Sergei V. Kozlov is a Geneticist based in Herston, QLD, working from 300 Herston Road, Herston, QLD 4029. Genetics can feel confusing and big, but the aim is usually the same: to help families understand what’s going on and what it could mean for the future.
As a geneticist, Sergei looks after people and families where there may be an inherited condition. This can include rare genetic disorders and conditions that affect development, movement, growth, or the way the body’s tissues form. In many cases, genetics can help explain symptoms that don’t quite fit the usual pattern, and it can guide next steps for care.
Some of the conditions Sergei supports include ataxia-telangiectasia and related issues like telangiectasia. He also works with Crouzon syndrome, Roberts syndrome, and Sirenomelia. Other examples include conditions such as C syndrome, acromicric dysplasia, phocomelia, and related developmental syndromes. These conditions can be different from each other, but they often share the same theme: a genetic change that affects how the body develops over time.
Because each situation is unique, appointments tend to focus on making sense of the results and putting them into plain language. At times, families are dealing with uncertainty, changes in symptoms, or questions about risk in other family members. That’s where a clear explanation can make a real difference.
Genetic work can also involve thinking about what’s been seen in the person so far, and how that lines up with known genetic patterns. For some families, this brings relief because the mystery finally has an answer. For others, it helps them plan better and ask the right questions with their wider medical team.

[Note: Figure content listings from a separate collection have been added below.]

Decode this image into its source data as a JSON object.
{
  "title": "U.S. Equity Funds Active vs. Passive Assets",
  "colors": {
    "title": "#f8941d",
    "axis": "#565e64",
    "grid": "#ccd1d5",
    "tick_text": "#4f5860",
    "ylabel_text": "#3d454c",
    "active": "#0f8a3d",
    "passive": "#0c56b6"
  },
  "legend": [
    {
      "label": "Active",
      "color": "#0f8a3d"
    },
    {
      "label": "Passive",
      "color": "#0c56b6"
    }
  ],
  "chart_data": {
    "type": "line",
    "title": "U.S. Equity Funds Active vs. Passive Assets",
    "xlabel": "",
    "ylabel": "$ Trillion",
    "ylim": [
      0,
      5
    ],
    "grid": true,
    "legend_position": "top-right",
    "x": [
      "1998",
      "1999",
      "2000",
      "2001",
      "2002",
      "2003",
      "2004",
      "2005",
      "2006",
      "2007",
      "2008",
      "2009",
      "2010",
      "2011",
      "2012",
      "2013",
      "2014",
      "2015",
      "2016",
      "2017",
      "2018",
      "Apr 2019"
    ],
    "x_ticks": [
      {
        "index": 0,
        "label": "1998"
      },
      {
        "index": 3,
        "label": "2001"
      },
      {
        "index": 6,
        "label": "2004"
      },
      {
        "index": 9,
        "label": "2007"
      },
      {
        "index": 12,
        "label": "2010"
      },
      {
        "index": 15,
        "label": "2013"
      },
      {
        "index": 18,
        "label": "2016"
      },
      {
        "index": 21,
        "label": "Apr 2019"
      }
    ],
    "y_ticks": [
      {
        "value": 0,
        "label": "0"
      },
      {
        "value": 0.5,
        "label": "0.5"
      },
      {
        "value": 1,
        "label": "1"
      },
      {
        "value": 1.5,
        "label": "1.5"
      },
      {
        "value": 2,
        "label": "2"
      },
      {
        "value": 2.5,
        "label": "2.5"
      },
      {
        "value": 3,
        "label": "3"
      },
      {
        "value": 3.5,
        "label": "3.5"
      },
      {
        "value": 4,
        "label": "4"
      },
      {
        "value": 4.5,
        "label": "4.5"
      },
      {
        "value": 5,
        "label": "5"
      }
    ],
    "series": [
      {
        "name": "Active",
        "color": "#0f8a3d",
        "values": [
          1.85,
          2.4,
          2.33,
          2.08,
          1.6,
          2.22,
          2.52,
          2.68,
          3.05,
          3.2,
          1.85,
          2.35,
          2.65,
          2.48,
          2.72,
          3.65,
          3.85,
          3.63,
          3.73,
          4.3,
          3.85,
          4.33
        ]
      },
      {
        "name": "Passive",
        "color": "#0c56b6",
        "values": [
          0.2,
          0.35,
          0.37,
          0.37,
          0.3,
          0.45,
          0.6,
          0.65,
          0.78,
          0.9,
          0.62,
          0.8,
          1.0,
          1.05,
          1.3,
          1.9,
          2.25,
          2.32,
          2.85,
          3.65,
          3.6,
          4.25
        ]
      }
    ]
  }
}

Sergei V. Kozlov’s practice is based in Herston, making it convenient for people across Brisbane and the surrounding areas to get support. If you’re looking into a genetic condition—or trying to understand test findings—this clinic setting is a place to get focused, careful guidance on genetics and inherited disorders.
At the time of writing, there isn’t extra detail available on education, research projects, or clinical trials. But the core focus stays steady: help families navigate genetics in a way that’s clear, calm, and practical.